Airports Council International presses for global standards and frameworks to recognise cyber-vulnerability of interconnected systems and technologies.
Airports face specific and unique cyber-security risks that reach well beyond conventional IT systems and that can leave embeded systems across their operations vulnerable to cyber attacks. As a result, the ACI has used its World Annual General Assembly to pass a resolution setting out action needed across the globe.

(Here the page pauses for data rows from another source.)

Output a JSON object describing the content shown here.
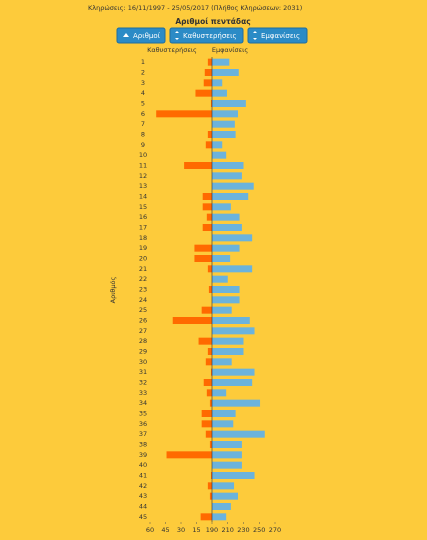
{
  "chart_data": {
    "type": "bar",
    "subtitle": "Κληρώσεις:    16/11/1997 - 25/05/2017  (Πλήθος Κληρώσεων: 2031)",
    "title": "Αριθμοί πεντάδας",
    "y_label": "Αριθμός",
    "categories": [
      "1",
      "2",
      "3",
      "4",
      "5",
      "6",
      "7",
      "8",
      "9",
      "10",
      "11",
      "12",
      "13",
      "14",
      "15",
      "16",
      "17",
      "18",
      "19",
      "20",
      "21",
      "22",
      "23",
      "24",
      "25",
      "26",
      "27",
      "28",
      "29",
      "30",
      "31",
      "32",
      "33",
      "34",
      "35",
      "36",
      "37",
      "38",
      "39",
      "40",
      "41",
      "42",
      "43",
      "44",
      "45"
    ],
    "series": [
      {
        "name": "Καθυστερήσεις",
        "color": "#ff6a00",
        "axis": "x",
        "values": [
          4,
          7,
          8,
          16,
          1,
          54,
          0,
          4,
          6,
          0,
          27,
          0,
          0,
          9,
          9,
          5,
          9,
          0,
          17,
          17,
          4,
          0,
          3,
          0,
          10,
          38,
          0,
          13,
          4,
          6,
          1,
          8,
          5,
          2,
          10,
          10,
          6,
          2,
          44,
          0,
          1,
          4,
          2,
          0,
          11
        ]
      },
      {
        "name": "Εμφανίσεις",
        "color": "#6bb3dc",
        "axis": "x2",
        "values": [
          212,
          224,
          203,
          209,
          233,
          223,
          219,
          220,
          203,
          208,
          230,
          228,
          243,
          236,
          214,
          225,
          228,
          241,
          225,
          213,
          241,
          210,
          225,
          225,
          215,
          238,
          244,
          230,
          230,
          215,
          244,
          241,
          208,
          251,
          220,
          217,
          257,
          228,
          228,
          228,
          244,
          218,
          223,
          214,
          208
        ]
      }
    ],
    "xlim": [
      60,
      0
    ],
    "xticks": [
      60,
      45,
      30,
      15
    ],
    "x2lim": [
      190,
      270
    ],
    "x2ticks": [
      190,
      210,
      230,
      250,
      270
    ]
  },
  "buttons": [
    "Αριθμοί",
    "Καθυστερήσεις",
    "Εμφανίσεις"
  ]
}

The resolution, entitled Affirming airport’s commitment to addressing the evolving cyber threats in aviation, recognises the actions already taken by airports to improve cyber-security, but calls on all aviation stakeholders to strengthen their awareness and mitigation measures.
The resolution urges governments, international organisations and relevant stakeholders to leverage the existing international standards and frameworks on information security and cyber-security to develop aviation cyber-security frameworks, standards and guidelines. It also calls on governments to implement the necessary measures to support the development of a skilled aviation cyber-security workforce.
Diversity of cyber-threat
When Infrastructure Global recently spoke with Geneva Airport CEO, André Schneider, his message on this subject was clear. The extent of embedded systems that could be used to damage an airport made them uniquely vulnerable to attacks.
He explained: “In our airport those systems might be the climate control or the security censors for fire doors or even our 13km of baggage sorting and directing installations. These are embedded systems with all kinds of different specialist software.”
To resolve that, he proposed a collective approach: “Propriety systems are good at what they do, but often you then depend on the company for their security systems. A common platform to help establish standards and collectively test embedded systems would be a valuable step.”
The new resolution from ACI recognises this dependence on “interconnected systems and advanced technologies to maintain efficient, safe and secure operations” and that such systems, if vulnerable to cyber-risk, “can jeopardise the safety and security of passengers and staff, with damaging economic consequences” as well as having the potential to seriously damage public trust.
The aviation industry, like other sectors, is also experiencing a rise in cyber-attacks which can take several forms, targeting sensitive customer data for theft, or critical operating systems to cause disruptions.
Action to be taken
The resolution sets out a number of commitments for the industry and calls on ACI member airports to continue to strengthen awareness on cyber-risk across the industry while creating a string cyber-secure culture internally.
Along with urging airports to evaluate their own risk and exposure and take measures accordingly, it seeks significant wider engagement to create the tools needed for a more cyber-secure aviation sector.
As a result, the resolution urges international organisations and relevant institutions to leverage the existing international standards and frameworks on information security and
cyber-security to develop aviation-specific cyber-security frameworks, standards and guidelines.
It also calls upon nations and industry stakeholders to create dedicated support for the development of a skilled aviation-specific cyber-security workforce through improved funding, training and career development paths.
ACI’s role
The resolution presses ACI World to work closely with the International Civil Aviation Organization, along with other relevant bodies, to develop and implement new frameworks cyber-security and encourages it to continue efforts to raise awareness across the industry.
It also proposes the creation of an evaluation and information-sharing platform platform for member airports and stakeholders to work together in identifying, assessing and mitigating cyber-security threats through an appropriate cyber risk management process for airports.